Brian Blum
August 4, 2011

We met a real honest-to-goodness spy this past Shabbat. “Florence” (not her real name) was in town for the bar mitzvah of her nephew. We were all making small talk – the unseasonably hot weather, how well the bar mitzvah boy read – when I asked Florence “so what do you do?”

She was quick to answer. “I work for the CIA. Well, I did. I’m retired now.”

“What do you mean, worked for the CIA? What exactly did you…” I asked.

“I was a spy,” she interrupted, matter-of-factly. “I was based in Europe and I collected information for 20 years, mostly about the Russians, but about other things as well.”

Now, meeting someone in Israel who has some connection to Israel’s spy agency, the Mossad, is not so unusual.

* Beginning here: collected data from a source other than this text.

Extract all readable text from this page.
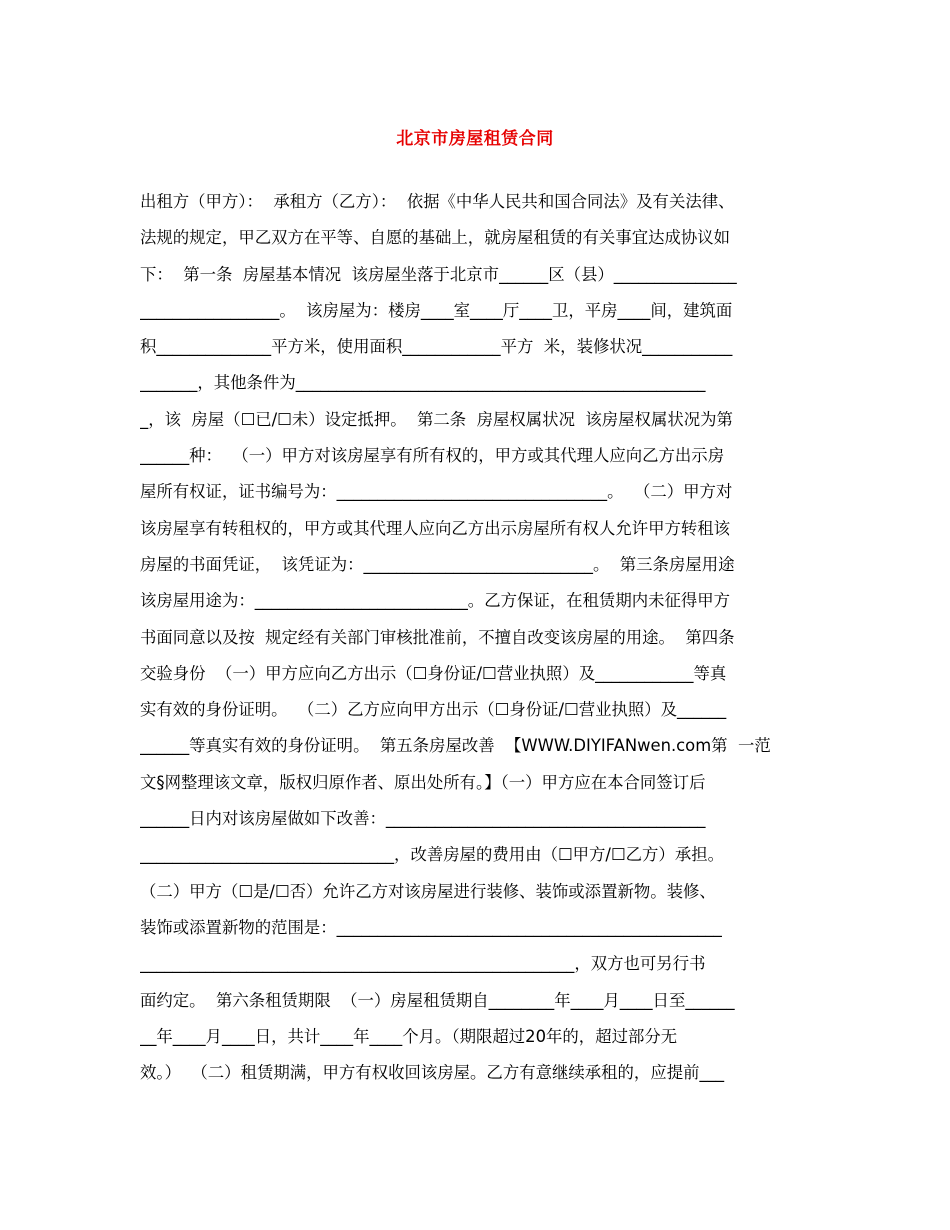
北京市房屋租赁合同
出租方（甲方）：  承租方（乙方）：  依据《中华人民共和国合同法》及有关法律、
法规的规定，甲乙双方在平等、自愿的基础上，就房屋租赁的有关事宜达成协议如
下：  第一条  房屋基本情况  该房屋坐落于北京市______区（县）_______________
_________________。  该房屋为：楼房____室____厅____卫，平房____间，建筑面
积______________平方米，使用面积____________平方  米，装修状况___________
_______，其他条件为__________________________________________________
_，该  房屋（☐已/☐未）设定抵押。  第二条  房屋权属状况  该房屋权属状况为第
______种：  （一）甲方对该房屋享有所有权的，甲方或其代理人应向乙方出示房
屋所有权证，证书编号为：_________________________________。  （二）甲方对
该房屋享有转租权的，甲方或其代理人应向乙方出示房屋所有权人允许甲方转租该
房屋的书面凭证，  该凭证为：____________________________。  第三条房屋用途
该房屋用途为：__________________________。乙方保证，在租赁期内未征得甲方
书面同意以及按  规定经有关部门审核批准前，不擅自改变该房屋的用途。  第四条
交验身份  （一）甲方应向乙方出示（☐身份证/☐营业执照）及____________等真
实有效的身份证明。  （二）乙方应向甲方出示（☐身份证/☐营业执照）及______
______等真实有效的身份证明。  第五条房屋改善  【WWW.DIYIFANwen.com第  一范
文§网整理该文章，版权归原作者、原出处所有。】（一）甲方应在本合同签订后
______日内对该房屋做如下改善：_______________________________________
_______________________________，改善房屋的费用由（☐甲方/☐乙方）承担。
（二）甲方（☐是/☐否）允许乙方对该房屋进行装修、装饰或添置新物。装修、
装饰或添置新物的范围是：_______________________________________________
_____________________________________________________，双方也可另行书
面约定。  第六条租赁期限  （一）房屋租赁期自________年____月____日至______
__年____月____日，共计____年____个月。（期限超过20年的，超过部分无
效。）  （二）租赁期满，甲方有权收回该房屋。乙方有意继续承租的，应提前___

They won’t tell you, but if you know the right questions, you can usually figure it out. But there was something somehow exotic about meeting a real American spook.

So, what were those “other things” you mentioned, I asked.

Florence then revealed that she was one of the lone dissenting voices in the CIA leading up to the war in Iraq. She argued strenuously that Saddam Hussein did not in fact have weapons of mass destruction. No one would listen. Until one day she found a friendly ear (she wouldn’t say who).

“Do you have any documentation?” the ear asked. About 2 and a half feet of it, Florence responded. She then proceeded to fax 2,600 hundred pages. Eventually she was all over the television news in the U.S. (which is why she could talk freely about her deeds and why I can blog about it here). In any case, the CIA wasn’t interested in hiding her identity anymore. “It’s way too expensive to ‘retire’ a covert spy,” she added.

Her story bears some resemblance to that of “out-ed” CIA operative Valerie Plame. I asked Florence about the movie Fair Game starring Naomi Watts and Sean Penn, which is mostly what I know about the Plame case. Florence’s face began to twitch. I don’t know if it she was making a deliberately dismissive gesture or was legitimately worked up. “That movie bears no resemblance to the truth,” she snapped.

Spoken like a true spy, even a retired one.